GIUDA ISCARIOTA

CHI È

Giuda – che in ebraico significa “lodato” – è figlio di Simone Iscariota. Quest’ultimo appellativo potrebbe valere per “uomo di Keriot”, villaggio della Giudea citato nel libro di Giosuè (15,25), ma potrebbe derivare anche da “sicario” – dal latino sicarius, da sica, un particolare tipo di pugnale – nome che gli antichi romani attribuivano alla fazione “integralista” del partito ebraico degli Zeloti. Alcuni studiosi ritengono più verosimile che Iscariota derivi da Issachar, tribù israelitica che trae il nome dal nono figlio di Giacobbe e Lia.

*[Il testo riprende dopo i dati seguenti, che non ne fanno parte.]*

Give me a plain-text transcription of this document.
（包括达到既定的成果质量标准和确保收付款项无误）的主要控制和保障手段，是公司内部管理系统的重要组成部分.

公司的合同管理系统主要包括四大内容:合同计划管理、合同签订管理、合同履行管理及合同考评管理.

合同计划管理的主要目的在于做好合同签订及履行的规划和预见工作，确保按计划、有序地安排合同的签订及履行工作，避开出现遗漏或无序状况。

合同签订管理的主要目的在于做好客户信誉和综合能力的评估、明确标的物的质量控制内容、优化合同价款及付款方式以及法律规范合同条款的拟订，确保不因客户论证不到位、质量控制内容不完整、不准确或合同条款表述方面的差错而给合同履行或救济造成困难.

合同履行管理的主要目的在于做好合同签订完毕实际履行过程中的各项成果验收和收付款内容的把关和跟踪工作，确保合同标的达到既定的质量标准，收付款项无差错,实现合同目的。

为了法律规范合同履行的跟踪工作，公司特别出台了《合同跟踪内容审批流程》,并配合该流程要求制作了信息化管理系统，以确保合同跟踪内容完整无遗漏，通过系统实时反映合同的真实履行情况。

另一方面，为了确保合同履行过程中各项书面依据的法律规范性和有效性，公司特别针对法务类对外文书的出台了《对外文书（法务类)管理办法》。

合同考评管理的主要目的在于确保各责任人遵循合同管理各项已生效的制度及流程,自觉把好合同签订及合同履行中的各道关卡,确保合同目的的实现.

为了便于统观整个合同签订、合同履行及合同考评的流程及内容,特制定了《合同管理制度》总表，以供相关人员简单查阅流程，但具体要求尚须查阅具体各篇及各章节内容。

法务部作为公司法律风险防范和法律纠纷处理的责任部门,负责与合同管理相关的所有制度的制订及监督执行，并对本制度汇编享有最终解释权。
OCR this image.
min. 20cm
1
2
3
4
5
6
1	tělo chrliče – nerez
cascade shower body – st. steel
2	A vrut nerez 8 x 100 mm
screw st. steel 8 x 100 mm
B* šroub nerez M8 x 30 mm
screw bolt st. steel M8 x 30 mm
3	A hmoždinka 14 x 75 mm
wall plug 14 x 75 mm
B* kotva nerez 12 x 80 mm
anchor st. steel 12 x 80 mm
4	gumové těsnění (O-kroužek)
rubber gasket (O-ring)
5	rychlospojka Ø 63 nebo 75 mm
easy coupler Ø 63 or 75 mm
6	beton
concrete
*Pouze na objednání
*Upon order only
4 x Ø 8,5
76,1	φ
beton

Giuda Iscariota era a tutti gli effetti uno dei dodici apostoli – anche se non si sa nulla sulle circostanze della sua inclusione nel gruppo –, svolgeva il ruolo di tesoriere e, secondo Giovanni, era un ladro: «Siccome teneva la cassa, prendeva quello che vi mettevano dentro» (Gv 12,6).

La Legenda aurea di Jacopo da Varazze (secolo XIII) fornisce – citando un non meglio precisato apocrifo – una versione fantasiosa, e assai inquietante, sulle origini di Giuda. Figlio di un gerosolomitano di nome Ruben, detto anche Simone, e di sua moglie Ciborea, Giuda appare destinato ancor prima della nascita a un infausto destino. Ciborea, infatti, sogna che il bambino di cui è incinta causerà la rovina della gente d’Israele, perciò Giuda appena nato è abbandonato in mare in una cesta (come Mosè). La cesta approda sull’isola di Scarioth ove la regina lo trova e, non avendo figli, lo adotta. Più tardi, il re e la regina hanno un figlio proprio e Giuda viene emarginato. Roso dalla gelosia, uccide il fratello putativo e fugge, ponendosi al servizio di Pilato. Costui gli ordina di rubare della frutta in un giardino, che caso vuole sia quello di Ruben. Sorpreso a rubare, Giuda uccide Ruben, ignorando che sia suo padre. Successivamente Pilato gli assegna tutti i beni del defunto, compresa Ciborea, che diviene al tempo stesso sua madre e sua moglie (come Edipo). Quando più tardi, Giuda scopre tutta la verità, per fare penitenza, “andò da Nostro Signore Gesù Cristo e implorò perdono per le sue colpe”.

Jacopo da Varazze conclude la sua narrazione con questo saggio avvertimento: «Se ciò che si legge sino a questo punto dell’apocrifo sia da considerare vero o no, lo lascio valutare al lettore, che scelga se sia da accettare o da rifiutare».